Stories of Mine 21
On December 8, 1981, Mine 21, one of several underground coal-mines operated by Grundy Mining Company in the unincorporated area between Palmer and Whitwell, Tennessee, exploded and killed thirteen miners. While not on the same scale as the disasters in Fraterville (May 19, 1902, in which 216 miners were killed) or Cross Mountain (December 9, 1911, in which 84 died), Mine 21 was the worst mining disaster in Tennessee since the introduction of modern safety precautions.

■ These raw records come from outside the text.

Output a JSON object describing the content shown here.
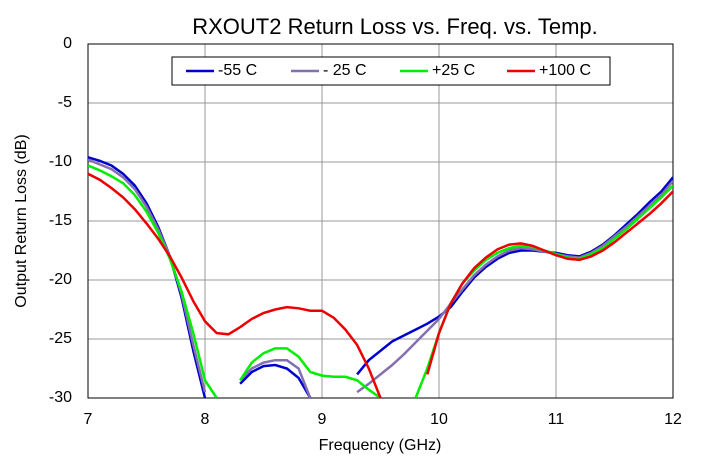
{
  "chart_data": {
    "type": "line",
    "title": "RXOUT2 Return Loss vs. Freq. vs. Temp.",
    "x_label": "Frequency (GHz)",
    "y_label": "Output Return Loss (dB)",
    "x": [
      7.0,
      7.1,
      7.2,
      7.3,
      7.4,
      7.5,
      7.6,
      7.7,
      7.8,
      7.9,
      8.0,
      8.1,
      8.2,
      8.3,
      8.4,
      8.5,
      8.6,
      8.7,
      8.8,
      8.9,
      9.0,
      9.1,
      9.2,
      9.3,
      9.4,
      9.5,
      9.6,
      9.7,
      9.8,
      9.9,
      10.0,
      10.1,
      10.2,
      10.3,
      10.4,
      10.5,
      10.6,
      10.7,
      10.8,
      10.9,
      11.0,
      11.1,
      11.2,
      11.3,
      11.4,
      11.5,
      11.6,
      11.7,
      11.8,
      11.9,
      12.0
    ],
    "series": [
      {
        "name": "-55 C",
        "color": "#0000cc",
        "values": [
          -9.6,
          -9.9,
          -10.3,
          -11,
          -12,
          -13.5,
          -15.5,
          -18,
          -21.5,
          -26,
          -30,
          null,
          null,
          -28.8,
          -27.8,
          -27.3,
          -27.2,
          -27.5,
          -28.3,
          -30,
          null,
          null,
          null,
          -28,
          -26.8,
          -26,
          -25.2,
          -24.7,
          -24.2,
          -23.7,
          -23.1,
          -22.3,
          -21,
          -19.8,
          -18.9,
          -18.2,
          -17.7,
          -17.5,
          -17.5,
          -17.6,
          -17.7,
          -17.9,
          -18,
          -17.6,
          -17,
          -16.2,
          -15.3,
          -14.4,
          -13.4,
          -12.5,
          -11.3
        ]
      },
      {
        "name": "- 25 C",
        "color": "#8470b0",
        "values": [
          -9.8,
          -10.2,
          -10.6,
          -11.3,
          -12.3,
          -13.8,
          -15.7,
          -18,
          -21.2,
          -25.5,
          -29.5,
          null,
          null,
          -28.5,
          -27.5,
          -27,
          -26.8,
          -26.8,
          -27.5,
          -30,
          null,
          null,
          null,
          -29.5,
          -28.8,
          -28,
          -27.2,
          -26.3,
          -25.3,
          -24.3,
          -23.3,
          -22,
          -20.8,
          -19.6,
          -18.7,
          -18,
          -17.5,
          -17.3,
          -17.4,
          -17.6,
          -17.8,
          -18,
          -18.1,
          -17.7,
          -17.1,
          -16.3,
          -15.5,
          -14.6,
          -13.7,
          -12.8,
          -11.6
        ]
      },
      {
        "name": "+25 C",
        "color": "#00ee00",
        "values": [
          -10.3,
          -10.7,
          -11.2,
          -11.8,
          -12.8,
          -14.2,
          -16,
          -18.2,
          -21,
          -24.5,
          -28.5,
          -30,
          null,
          -28.5,
          -27,
          -26.2,
          -25.8,
          -25.8,
          -26.5,
          -27.8,
          -28.1,
          -28.2,
          -28.2,
          -28.5,
          -29.3,
          -30,
          null,
          null,
          -30,
          -27.5,
          -24.5,
          -22,
          -20.3,
          -19.2,
          -18.3,
          -17.7,
          -17.3,
          -17.1,
          -17.2,
          -17.5,
          -17.8,
          -18.1,
          -18.2,
          -17.8,
          -17.3,
          -16.5,
          -15.7,
          -14.8,
          -13.9,
          -13,
          -12
        ]
      },
      {
        "name": "+100 C",
        "color": "#ee0000",
        "values": [
          -11,
          -11.5,
          -12.2,
          -13,
          -14,
          -15.2,
          -16.5,
          -18,
          -19.8,
          -21.8,
          -23.5,
          -24.5,
          -24.6,
          -24,
          -23.3,
          -22.8,
          -22.5,
          -22.3,
          -22.4,
          -22.6,
          -22.6,
          -23.2,
          -24.2,
          -25.5,
          -27.5,
          -30,
          null,
          null,
          null,
          -28,
          -24.5,
          -22,
          -20.3,
          -19,
          -18.1,
          -17.4,
          -17,
          -16.9,
          -17.1,
          -17.5,
          -17.9,
          -18.2,
          -18.3,
          -18,
          -17.5,
          -16.8,
          -16,
          -15.2,
          -14.4,
          -13.5,
          -12.5
        ]
      }
    ],
    "xlim": [
      7,
      12
    ],
    "xticks": [
      7,
      8,
      9,
      10,
      11,
      12
    ],
    "ylim": [
      -30,
      0
    ],
    "yticks": [
      0,
      -5,
      -10,
      -15,
      -20,
      -25,
      -30
    ],
    "grid": true,
    "legend": "top"
  }
}
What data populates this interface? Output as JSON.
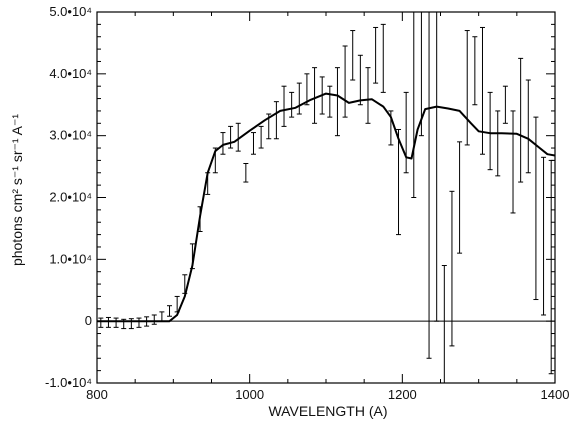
{
  "chart_data": {
    "type": "line",
    "title": "",
    "xlabel": "WAVELENGTH (A)",
    "ylabel": "photons cm² s⁻¹ sr⁻¹ A⁻¹",
    "xlim": [
      800,
      1400
    ],
    "ylim": [
      -10000,
      50000
    ],
    "x_ticks": [
      800,
      1000,
      1200,
      1400
    ],
    "x_tick_labels": [
      "800",
      "1000",
      "1200",
      "1400"
    ],
    "y_ticks": [
      -10000,
      0,
      10000,
      20000,
      30000,
      40000,
      50000
    ],
    "y_tick_labels": [
      "-1.0•10⁴",
      "0",
      "1.0•10⁴",
      "2.0•10⁴",
      "3.0•10⁴",
      "4.0•10⁴",
      "5.0•10⁴"
    ],
    "zero_line": 0,
    "grid": false,
    "model_curve": {
      "x": [
        800,
        850,
        895,
        905,
        915,
        925,
        935,
        945,
        955,
        965,
        980,
        1000,
        1020,
        1040,
        1060,
        1080,
        1100,
        1115,
        1130,
        1145,
        1160,
        1175,
        1185,
        1195,
        1205,
        1212,
        1220,
        1230,
        1245,
        1260,
        1275,
        1290,
        1300,
        1315,
        1330,
        1350,
        1365,
        1380,
        1390,
        1400
      ],
      "y": [
        0,
        0,
        0,
        1000,
        4000,
        9000,
        17000,
        24000,
        27500,
        28500,
        29000,
        30800,
        32500,
        34000,
        34500,
        35800,
        36800,
        36500,
        35300,
        35700,
        35900,
        34700,
        33000,
        29500,
        26500,
        26300,
        31000,
        34300,
        34700,
        34400,
        34000,
        32000,
        30700,
        30400,
        30400,
        30300,
        29500,
        28000,
        27000,
        26800
      ]
    },
    "error_bars": [
      {
        "x": 805,
        "low": -1000,
        "high": 500
      },
      {
        "x": 815,
        "low": -1000,
        "high": 600
      },
      {
        "x": 825,
        "low": -1000,
        "high": 500
      },
      {
        "x": 835,
        "low": -1200,
        "high": 300
      },
      {
        "x": 845,
        "low": -1200,
        "high": 400
      },
      {
        "x": 855,
        "low": -1000,
        "high": 500
      },
      {
        "x": 865,
        "low": -800,
        "high": 700
      },
      {
        "x": 875,
        "low": -500,
        "high": 1000
      },
      {
        "x": 885,
        "low": 0,
        "high": 1500
      },
      {
        "x": 895,
        "low": 800,
        "high": 2500
      },
      {
        "x": 905,
        "low": 1500,
        "high": 4000
      },
      {
        "x": 915,
        "low": 4500,
        "high": 7500
      },
      {
        "x": 925,
        "low": 8500,
        "high": 12500
      },
      {
        "x": 935,
        "low": 14500,
        "high": 18500
      },
      {
        "x": 945,
        "low": 20500,
        "high": 24000
      },
      {
        "x": 955,
        "low": 24000,
        "high": 28000
      },
      {
        "x": 965,
        "low": 27000,
        "high": 30500
      },
      {
        "x": 975,
        "low": 28000,
        "high": 31500
      },
      {
        "x": 985,
        "low": 27500,
        "high": 32000
      },
      {
        "x": 995,
        "low": 22500,
        "high": 25500
      },
      {
        "x": 1005,
        "low": 27000,
        "high": 30500
      },
      {
        "x": 1015,
        "low": 28000,
        "high": 31500
      },
      {
        "x": 1025,
        "low": 29500,
        "high": 33500
      },
      {
        "x": 1035,
        "low": 29500,
        "high": 35500
      },
      {
        "x": 1045,
        "low": 31500,
        "high": 38000
      },
      {
        "x": 1055,
        "low": 33000,
        "high": 37000
      },
      {
        "x": 1065,
        "low": 33500,
        "high": 38500
      },
      {
        "x": 1075,
        "low": 35000,
        "high": 40000
      },
      {
        "x": 1085,
        "low": 32000,
        "high": 41000
      },
      {
        "x": 1095,
        "low": 33500,
        "high": 39500
      },
      {
        "x": 1105,
        "low": 33000,
        "high": 38000
      },
      {
        "x": 1115,
        "low": 30000,
        "high": 41000
      },
      {
        "x": 1125,
        "low": 33000,
        "high": 44500
      },
      {
        "x": 1135,
        "low": 39000,
        "high": 47000
      },
      {
        "x": 1145,
        "low": 35000,
        "high": 43000
      },
      {
        "x": 1155,
        "low": 32000,
        "high": 41000
      },
      {
        "x": 1165,
        "low": 38500,
        "high": 47500
      },
      {
        "x": 1175,
        "low": 37000,
        "high": 48000
      },
      {
        "x": 1185,
        "low": 28500,
        "high": 34000
      },
      {
        "x": 1195,
        "low": 14000,
        "high": 31000
      },
      {
        "x": 1205,
        "low": 24000,
        "high": 37000
      },
      {
        "x": 1215,
        "low": 20000,
        "high": 50000
      },
      {
        "x": 1225,
        "low": 30000,
        "high": 50000
      },
      {
        "x": 1235,
        "low": -6000,
        "high": 50000
      },
      {
        "x": 1245,
        "low": 0,
        "high": 50000
      },
      {
        "x": 1255,
        "low": -10000,
        "high": 9000
      },
      {
        "x": 1265,
        "low": -4000,
        "high": 21000
      },
      {
        "x": 1275,
        "low": 11000,
        "high": 29000
      },
      {
        "x": 1285,
        "low": 28500,
        "high": 47000
      },
      {
        "x": 1295,
        "low": 35000,
        "high": 46000
      },
      {
        "x": 1305,
        "low": 27000,
        "high": 47500
      },
      {
        "x": 1315,
        "low": 24500,
        "high": 37000
      },
      {
        "x": 1325,
        "low": 23500,
        "high": 34000
      },
      {
        "x": 1335,
        "low": 32000,
        "high": 38000
      },
      {
        "x": 1345,
        "low": 17500,
        "high": 34000
      },
      {
        "x": 1355,
        "low": 22500,
        "high": 42500
      },
      {
        "x": 1365,
        "low": 24000,
        "high": 39000
      },
      {
        "x": 1375,
        "low": 3500,
        "high": 33000
      },
      {
        "x": 1385,
        "low": 1000,
        "high": 26500
      },
      {
        "x": 1395,
        "low": -8500,
        "high": 26000
      }
    ]
  }
}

The Department of Labor would eventually rule that “a cigarette lighter taken into a coal mine in violation of Federal regulations touched off a methane explosion,” but “accused the Grundy County Mining Company, the mine’s operator, of failure to evacuate workers from a methane-laden shaft, to adequately ventilate the shaft and to enforce a Federal regulation prohibiting smoking materials in a mine” (New York Times, May 5, 1982). The next year, Grundy Mining agreed to pay 10 widows and their children $10 million in damages, a fraction of the $60 the families had originally sought (New York Times, February 19, 1983).
In 1997, Tennessee Consolidated Coal closed the mines in Grundy, and with that, the only real venue for work in the region. Many of those former coal miners came to work in maintenance or buildings and grounds for the University of the South. The disaster of Mine 21, a local version of all the mining disasters that have taken place across the country for over a century, is an event that binds many who work at Sewanee together in a way that is utterly invisible to many others who work at the same institution.

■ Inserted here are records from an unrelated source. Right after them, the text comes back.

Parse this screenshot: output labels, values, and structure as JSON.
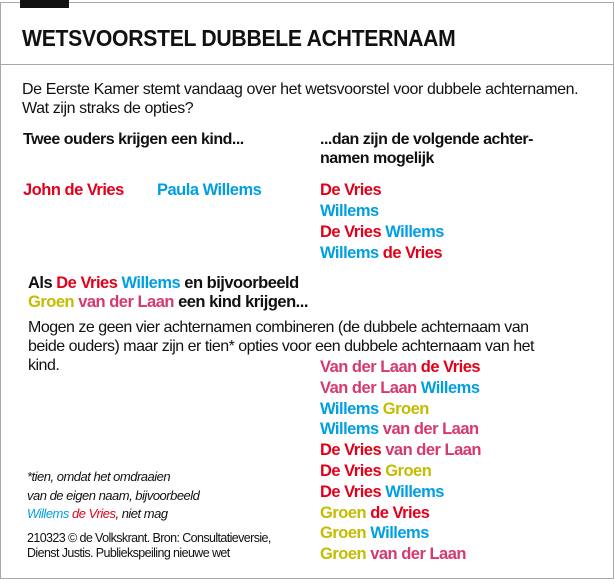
{
  "colors": {
    "red": "#e2001a",
    "blue": "#009fe3",
    "yellow": "#c4bc00",
    "pink": "#d6396b",
    "black": "#111111"
  },
  "title": "WETSVOORSTEL DUBBELE ACHTERNAAM",
  "intro": "De Eerste Kamer stemt vandaag over het wetsvoorstel voor dubbele achternamen. Wat zijn straks de opties?",
  "section1": {
    "left_header": "Twee ouders krijgen een kind...",
    "right_header_line1": "...dan zijn de volgende achter-",
    "right_header_line2": "namen mogelijk",
    "parent1": "John de Vries",
    "parent2": "Paula Willems",
    "options": [
      [
        {
          "t": "De Vries",
          "c": "red"
        }
      ],
      [
        {
          "t": "Willems",
          "c": "blue"
        }
      ],
      [
        {
          "t": "De Vries ",
          "c": "red"
        },
        {
          "t": "Willems",
          "c": "blue"
        }
      ],
      [
        {
          "t": "Willems ",
          "c": "blue"
        },
        {
          "t": "de Vries",
          "c": "red"
        }
      ]
    ]
  },
  "section2": {
    "header_line1": [
      {
        "t": "Als ",
        "c": "black"
      },
      {
        "t": "De Vries ",
        "c": "red"
      },
      {
        "t": "Willems ",
        "c": "blue"
      },
      {
        "t": "en bijvoorbeeld",
        "c": "black"
      }
    ],
    "header_line2": [
      {
        "t": "Groen ",
        "c": "yellow"
      },
      {
        "t": "van der Laan ",
        "c": "pink"
      },
      {
        "t": "een kind krijgen...",
        "c": "black"
      }
    ],
    "paragraph": "Mogen ze geen vier achternamen combineren (de dubbele achternaam van beide ouders) maar zijn er tien* opties voor een dubbele achternaam van het kind.",
    "options": [
      [
        {
          "t": "Van der Laan ",
          "c": "pink"
        },
        {
          "t": "de Vries",
          "c": "red"
        }
      ],
      [
        {
          "t": "Van der Laan ",
          "c": "pink"
        },
        {
          "t": "Willems",
          "c": "blue"
        }
      ],
      [
        {
          "t": "Willems ",
          "c": "blue"
        },
        {
          "t": "Groen",
          "c": "yellow"
        }
      ],
      [
        {
          "t": "Willems ",
          "c": "blue"
        },
        {
          "t": "van der Laan",
          "c": "pink"
        }
      ],
      [
        {
          "t": "De Vries ",
          "c": "red"
        },
        {
          "t": "van der Laan",
          "c": "pink"
        }
      ],
      [
        {
          "t": "De Vries ",
          "c": "red"
        },
        {
          "t": "Groen",
          "c": "yellow"
        }
      ],
      [
        {
          "t": "De Vries ",
          "c": "red"
        },
        {
          "t": "Willems",
          "c": "blue"
        }
      ],
      [
        {
          "t": "Groen ",
          "c": "yellow"
        },
        {
          "t": "de Vries",
          "c": "red"
        }
      ],
      [
        {
          "t": "Groen ",
          "c": "yellow"
        },
        {
          "t": "Willems",
          "c": "blue"
        }
      ],
      [
        {
          "t": "Groen ",
          "c": "yellow"
        },
        {
          "t": "van der Laan",
          "c": "pink"
        }
      ]
    ]
  },
  "footnote": {
    "line1": "*tien, omdat het omdraaien",
    "line2": "van de eigen naam, bijvoorbeeld",
    "line3": [
      {
        "t": "Willems ",
        "c": "blue"
      },
      {
        "t": "de Vries",
        "c": "red"
      },
      {
        "t": ", niet mag",
        "c": "black"
      }
    ]
  },
  "source": {
    "line1": "210323 © de Volkskrant. Bron: Consultatieversie,",
    "line2": "Dienst Justis. Publiekspeiling nieuwe wet"
  }
}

This project aims to produce a documentary film that recognizes, shares, and preserves some of the stories of Mine 21—a local event with national resonance and policy implications.
Traumatic events like this one bind a community; if we who live in Sewanee feel a sense of estrangement from our fellow communities on the plateau, it is in part because we do not know their stories. This is one of the most important ones. The proposed documentary will be about a half-hour long, for use in a diverse set of classrooms (certainly history, sociology, and the humanities more generally) and perhaps museum use; it is not inconceivable that it might be appropriate for public television.